One of the world’s largest shipbuilders is pressing ahead with plans to build nuclear-powered merchant ships.

Samsung Heavy Industries said Wednesday it will partner with the Korea Atomic Energy Research Institute (KAERI) to develop molten salt reactors to power ships as well as market offshore power plants.

The nuclear development goes alongside Samsung Heavy’s already advanced research and development into ammonia- and hydrogen-powered ships, the Korean yard said today, as it races to lead the shipbuilding pack in offering alternative propulsion choices.

Last October another Korean shipbuilding major, Daewoo Shipbuilding & Marine Engineering (DSME) entered into a memorandum of understanding with Kepco Engineering & Construction Company (Kepco E&C), a unit of Korea Electric Power Corporation, to cooperate on the development of floating nuclear power plants. Next door in China, some of the nation’s largest shipyards are also developing similar floating atomic infrastructure.

Nuclear propulsion for ships has been garnering a lot of headlines in recent months. Writing for Splash recently, Mikal Bøe, whose firm CORE-POWER like Samsung Heavy is also developing marine molten salt reactors, suggested that his atomic technology under development does not require the $1.4trn infrastructure-spend for its fuel source like that for synthetic fuels, hydrogen fuel cells or batteries will. A marine molten salt reactor will be 70% cheaper to lease, operate and recycle than any synthetic hydrogen-based fuel, Bøe insisted.

Public perception was cited as the biggest hurdle facing nuclear power at sea in a poll carried by Splash late last year, trumping price and caution from regulatory authorities.

Sam Chambers

Starting out with the Informa Group in 2000 in Hong Kong, Sam Chambers became editor of Maritime Asia magazine as well as East Asia Editor for the world’s oldest newspaper, Lloyd’s List. In 2005 he pursued a freelance career and wrote for a variety of titles including taking on the role of Asia Editor at Seatrade magazine and China correspondent for Supply Chain Asia. His work has also appeared in The Economist, The New York Times, The Sunday Times and The International Herald Tribune.

Comments

  1. The US had 1 atomic powered cargo ship in the 50s or 60s. It worked and was cheap to run but from memory no one would insure it so was not viable. I wonder if these newer ones will have the same problem?

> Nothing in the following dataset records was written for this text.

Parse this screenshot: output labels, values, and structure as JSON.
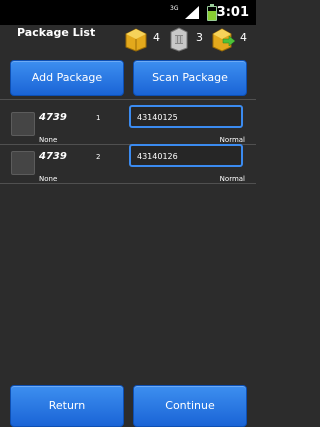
{
  "status": {
    "network": "3G",
    "time": "3:01"
  },
  "header": {
    "title": "Package List",
    "counters": [
      {
        "icon": "package-icon",
        "count": "4"
      },
      {
        "icon": "scanner-icon",
        "count": "3"
      },
      {
        "icon": "package-arrow-icon",
        "count": "4"
      }
    ]
  },
  "actions": {
    "add_label": "Add Package",
    "scan_label": "Scan Package"
  },
  "packages": [
    {
      "code": "4739",
      "index": "1",
      "barcode": "43140125",
      "status_left": "None",
      "status_right": "Normal"
    },
    {
      "code": "4739",
      "index": "2",
      "barcode": "43140126",
      "status_left": "None",
      "status_right": "Normal"
    }
  ],
  "footer": {
    "return_label": "Return",
    "continue_label": "Continue"
  },
  "colors": {
    "accent": "#2a7de8",
    "background": "#2c2c2c",
    "field_border": "#3b8bf0"
  }
}
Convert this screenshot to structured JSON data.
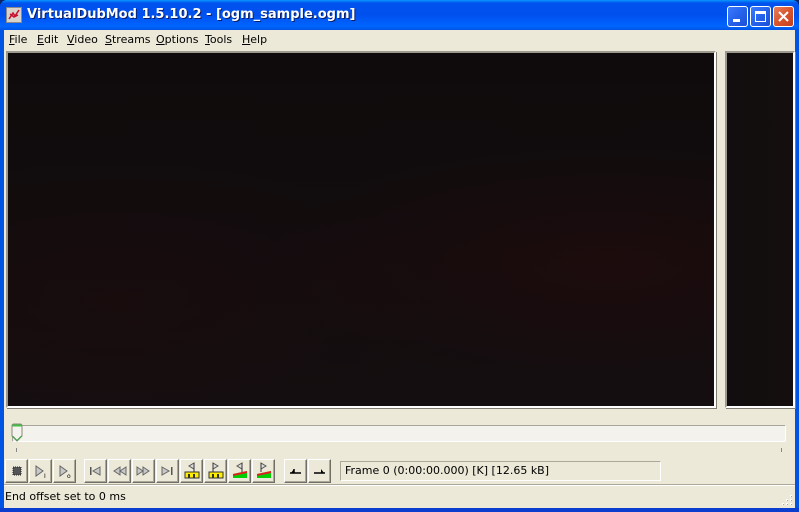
{
  "window": {
    "title": "VirtualDubMod 1.5.10.2 - [ogm_sample.ogm]",
    "app_icon": "virtualdub-icon",
    "controls": {
      "minimize": "minimize-icon",
      "maximize": "maximize-icon",
      "close": "close-icon"
    }
  },
  "menu": {
    "items": [
      {
        "label": "File",
        "accel": "F",
        "rest": "ile"
      },
      {
        "label": "Edit",
        "accel": "E",
        "rest": "dit"
      },
      {
        "label": "Video",
        "accel": "V",
        "rest": "ideo"
      },
      {
        "label": "Streams",
        "accel": "S",
        "rest": "treams"
      },
      {
        "label": "Options",
        "accel": "O",
        "rest": "ptions"
      },
      {
        "label": "Tools",
        "accel": "T",
        "rest": "ools"
      },
      {
        "label": "Help",
        "accel": "H",
        "rest": "elp"
      }
    ]
  },
  "panes": {
    "input": "Input video pane",
    "output": "Output video pane"
  },
  "timeline": {
    "position_fraction": 0.0
  },
  "toolbar": {
    "buttons": [
      {
        "name": "stop-button",
        "icon": "stop-icon",
        "tooltip": "Stop"
      },
      {
        "name": "play-input-button",
        "icon": "play-input-icon",
        "tooltip": "Play input"
      },
      {
        "name": "play-output-button",
        "icon": "play-output-icon",
        "tooltip": "Play output"
      },
      {
        "name": "go-start-button",
        "icon": "go-to-start-icon",
        "tooltip": "Go to start"
      },
      {
        "name": "step-back-button",
        "icon": "rewind-icon",
        "tooltip": "Previous frame"
      },
      {
        "name": "step-forward-button",
        "icon": "fast-forward-icon",
        "tooltip": "Next frame"
      },
      {
        "name": "go-end-button",
        "icon": "go-to-end-icon",
        "tooltip": "Go to end"
      },
      {
        "name": "prev-keyframe-button",
        "icon": "prev-keyframe-icon",
        "tooltip": "Previous keyframe"
      },
      {
        "name": "next-keyframe-button",
        "icon": "next-keyframe-icon",
        "tooltip": "Next keyframe"
      },
      {
        "name": "prev-scene-button",
        "icon": "prev-scene-icon",
        "tooltip": "Previous scene"
      },
      {
        "name": "next-scene-button",
        "icon": "next-scene-icon",
        "tooltip": "Next scene"
      },
      {
        "name": "mark-in-button",
        "icon": "mark-in-icon",
        "tooltip": "Mark in"
      },
      {
        "name": "mark-out-button",
        "icon": "mark-out-icon",
        "tooltip": "Mark out"
      }
    ],
    "frame_info": "Frame 0 (0:00:00.000) [K] [12.65 kB]"
  },
  "status": {
    "text": "End offset set to 0 ms"
  },
  "colors": {
    "titlebar": "#0054e3",
    "face": "#ece9d8",
    "video_bg": "#100c0d",
    "close_btn": "#d9542c"
  }
}
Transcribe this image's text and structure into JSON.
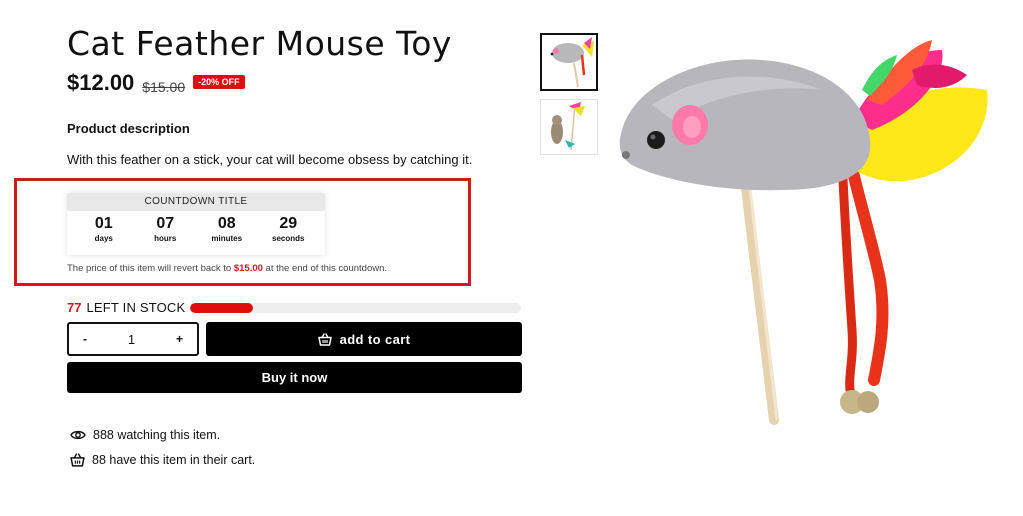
{
  "product": {
    "title": "Cat Feather Mouse Toy",
    "price": "$12.00",
    "old_price": "$15.00",
    "discount_badge": "-20% OFF"
  },
  "description": {
    "heading": "Product description",
    "text": "With this feather on a stick, your cat will become obsess by catching it."
  },
  "countdown": {
    "title": "COUNTDOWN TITLE",
    "units": [
      {
        "value": "01",
        "label": "days"
      },
      {
        "value": "07",
        "label": "hours"
      },
      {
        "value": "08",
        "label": "minutes"
      },
      {
        "value": "29",
        "label": "seconds"
      }
    ],
    "note_prefix": "The price of this item will revert back to ",
    "note_price": "$15.00",
    "note_suffix": " at the end of this countdown.",
    "highlight_color": "#d11a1a"
  },
  "stock": {
    "count": "77",
    "label": "LEFT IN STOCK",
    "level_fraction": 0.19
  },
  "purchase": {
    "qty_minus": "-",
    "qty_value": "1",
    "qty_plus": "+",
    "add_to_cart_label": "add to cart",
    "buy_now_label": "Buy it now"
  },
  "social_proof": {
    "watching": "888 watching this item.",
    "in_cart": "88 have this item in their cart."
  },
  "colors": {
    "accent_red": "#e00d0d",
    "button_black": "#000000"
  },
  "icons": {
    "cart": "basket-icon",
    "watching": "eye-icon",
    "in_cart": "basket-icon"
  }
}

    1. The same points about technical and economic viability of nuclear-powered ships was raised in IMO july 2013 report on Future powering options. They also started the negative social perception would hinder adoption.
      Social perception in the western world is unfortunately still uninformed negative. Hence increasing fossil fuel use instead of more nuclear power stations.

  2. Molten salt reactors use a completely different method to produce power. There is virtually no risk of meltdown and the levels of radiation are safely contained and minor in comparison to conventional nuclear. I believe this technology is viable provided the cost of the hardware comes down to a level that makes it viable. Just my opinion based on what I have read about it.